顧九估摸著這話問得已經差不多,用手肘戳了戳楚安,下巴往旁邊輕抬,示意他們可以準備離開了。
沒想到沈時硯冷不丁地又問了句:“你是何時入的唐府?”
杜鵑愣了愣,頓生忐忑:“......半年前。”
她忍了忍,沒忍住,顫聲道:“王爺,您、您問這個做什么?奴婢把知道的都說了,大娘子對奴婢很好,奴婢又怎會害她呢。”
沈時硯露出一個撫慰人心的笑容,溫良無害:“無事,只是覺得像你這般忠心于東家的人委實不多了。”
顧九和楚安相視一眼,無聲冷笑。
鬼扯。
出去后,楚安問最后那問題暗藏了什么玄機。
沈時硯不答反問:“你可知道唐家老爺子是什么時候沒了的?”
自從這兇殺和唐府扯上關系后,楚安和他那些狐朋狗友玩樂時,刻意打聽了下唐家近些年的情況,聽到沈時硯這樣問,他便答道:“我若是沒記錯的話,應該是五年前。”
沈時硯笑:“那你覺得正常情況下,張氏愿意把遺訓和對二房的怨恨告訴旁人嗎?。”
“……不會,”楚安恍然,“對啊,這份遺訓顯然是為了讓唐家大房照顧二房的唐文遠,張氏巴不得所有人都不知曉,好輕易裝糊涂,抵死不認遺訓的真偽。而杜鵑一個剛入府半年的丫鬟,怎么知曉得如此清楚?”

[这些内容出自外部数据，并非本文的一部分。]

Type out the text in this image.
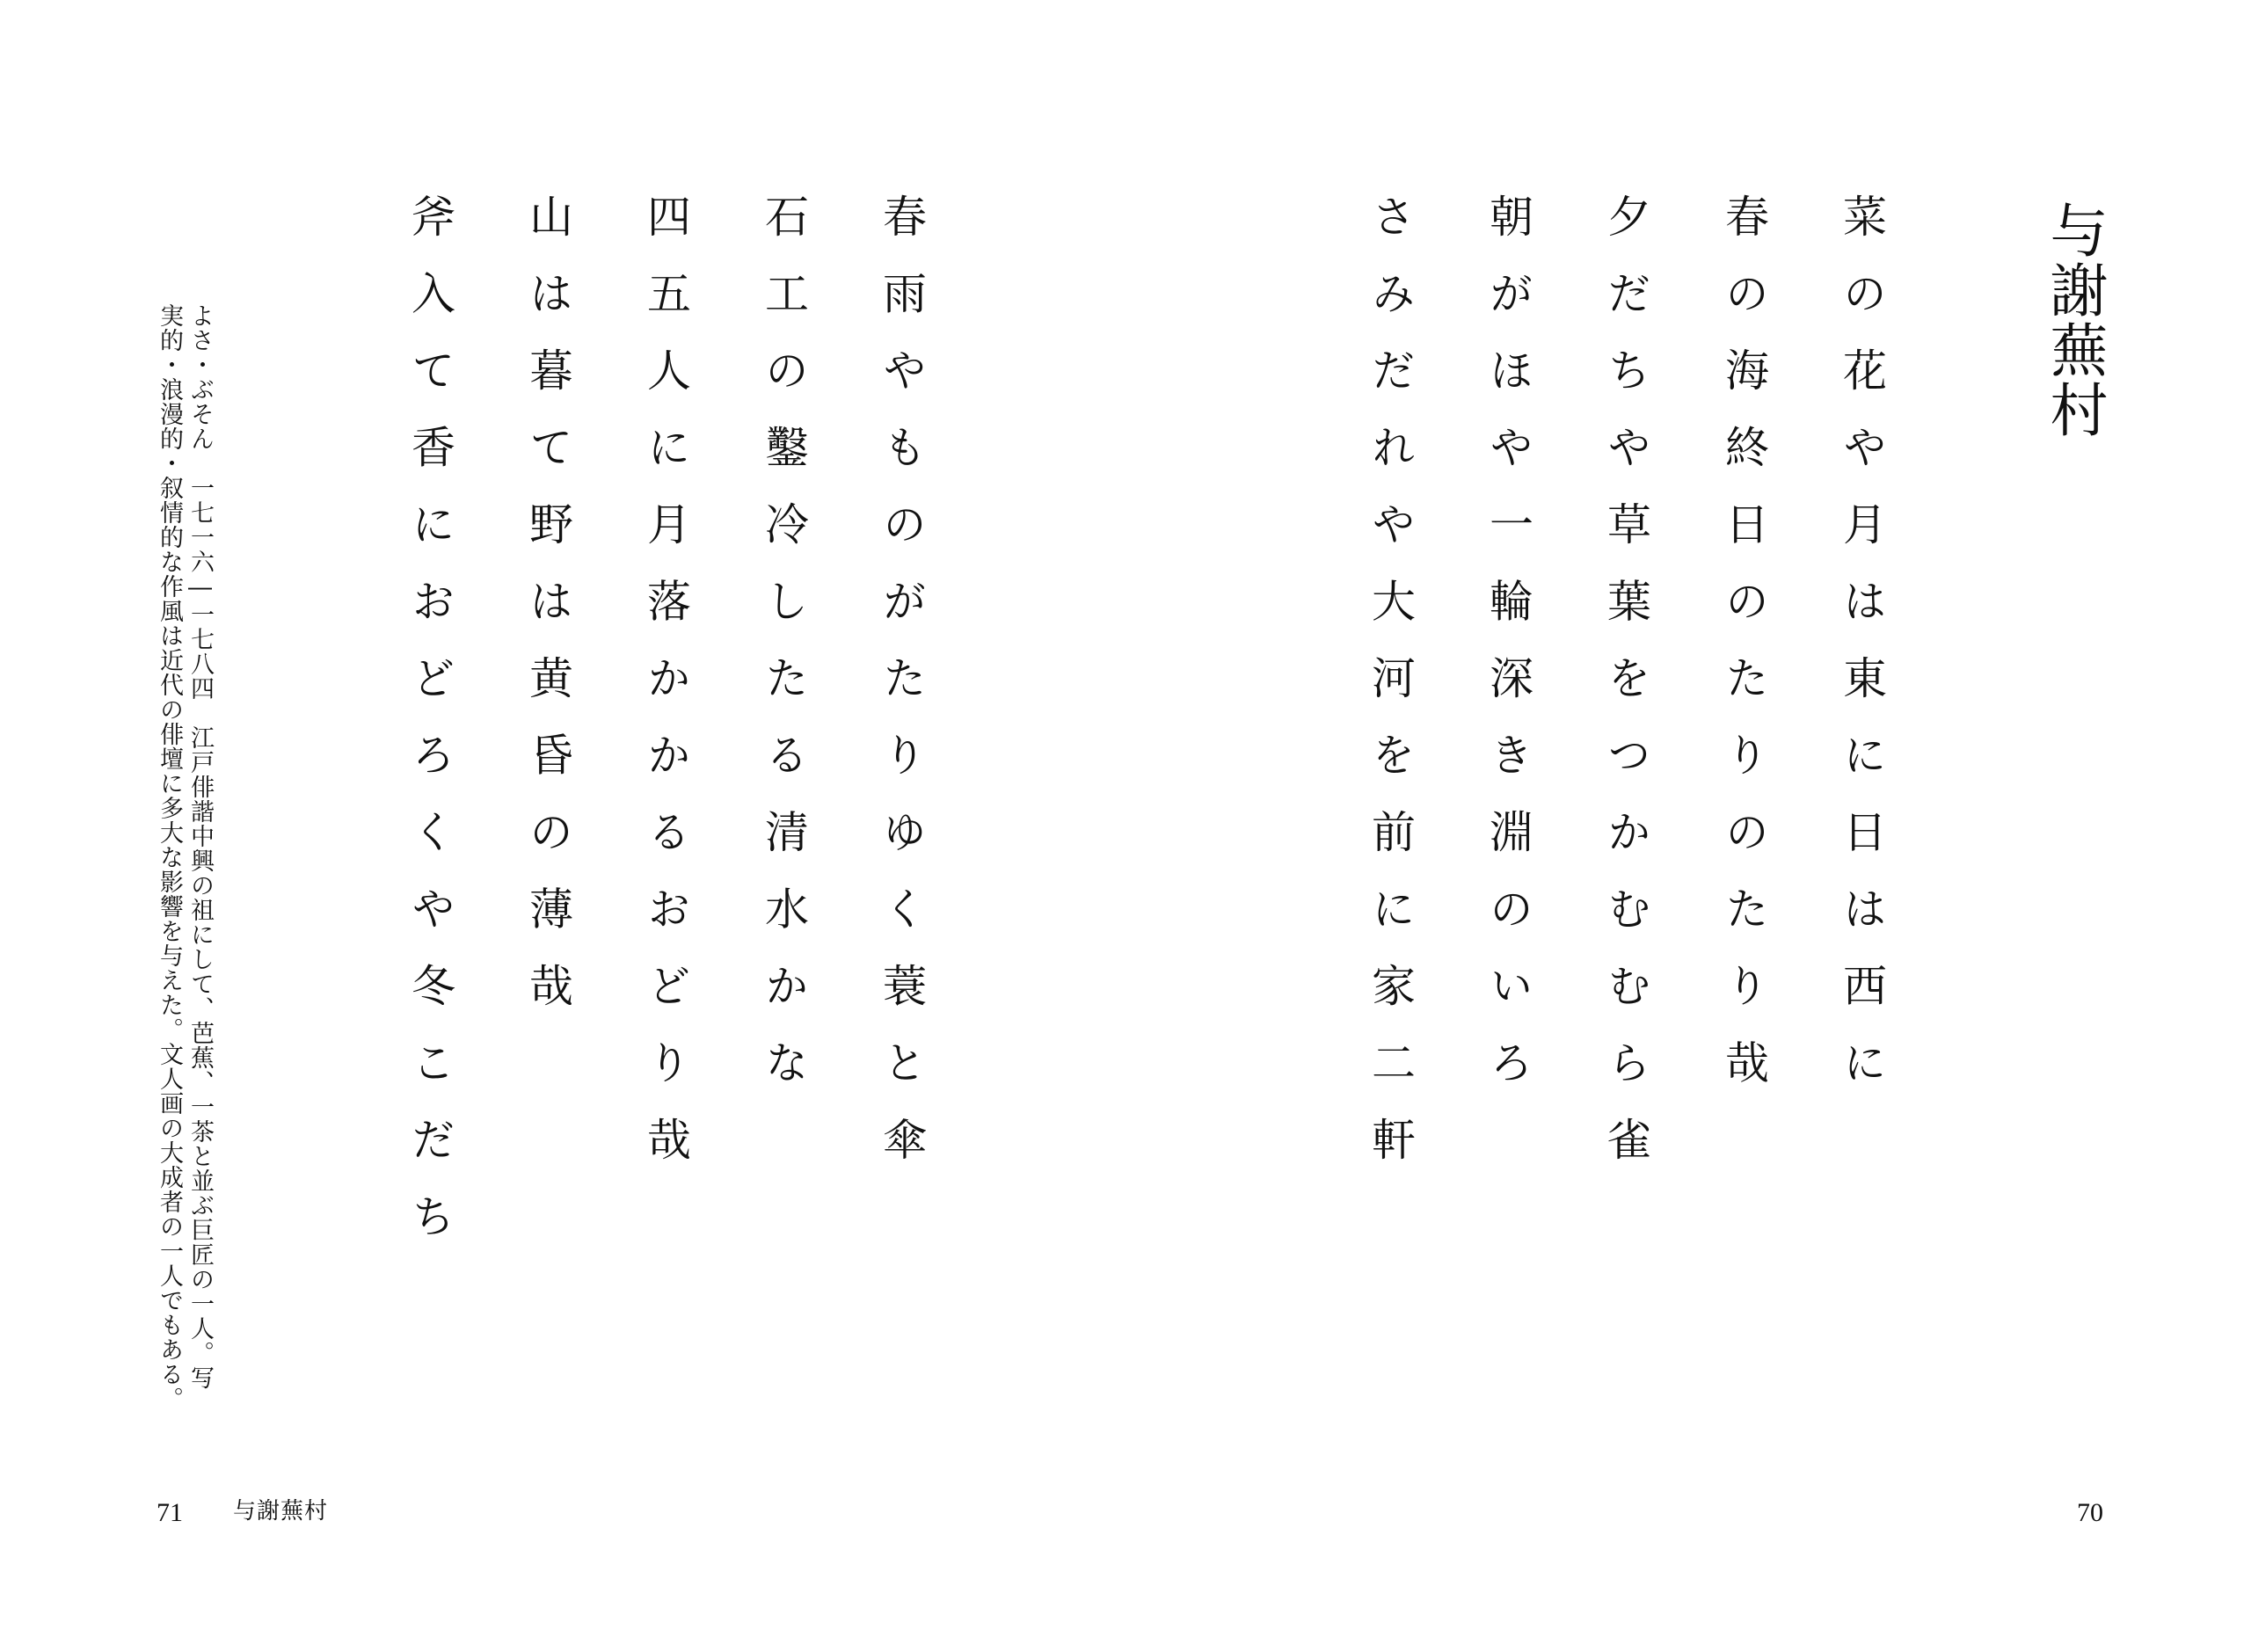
与謝蕪村
菜の花や月は東に日は西に
春の海終日のたりのたり哉
夕だちや草葉をつかむむら雀
朝がほや一輪深き淵のいろ
さみだれや大河を前に家二軒
春雨やものがたりゆく蓑と傘
石工の鑿冷したる清水かな
四五人に月落かかるおどり哉
山は暮て野は黄昏の薄哉
斧入て香におどろくや冬こだち
よさ・ぶそん　一七一六―一七八四　江戸俳諧中興の祖にして、芭蕉、一茶と並ぶ巨匠の一人。写
実的・浪漫的・叙情的な作風は近代の俳壇に多大な影響を与えた。文人画の大成者の一人でもある。
71 与謝蕪村	70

顧九卻道:“她入府半年就成了貼身丫鬟,應是很得張氏歡喜,保不齊只是平日里經常聽張氏發牢騷。”
沈時硯搖頭,笑了笑:“為何一定是很得張氏的歡喜?杜鵑在如此短的時間內便能進屋伺候,理該對張氏最是感激。可你聽她在講述兩房恩怨時,言辭語氣里真正維護和心疼的人是誰?”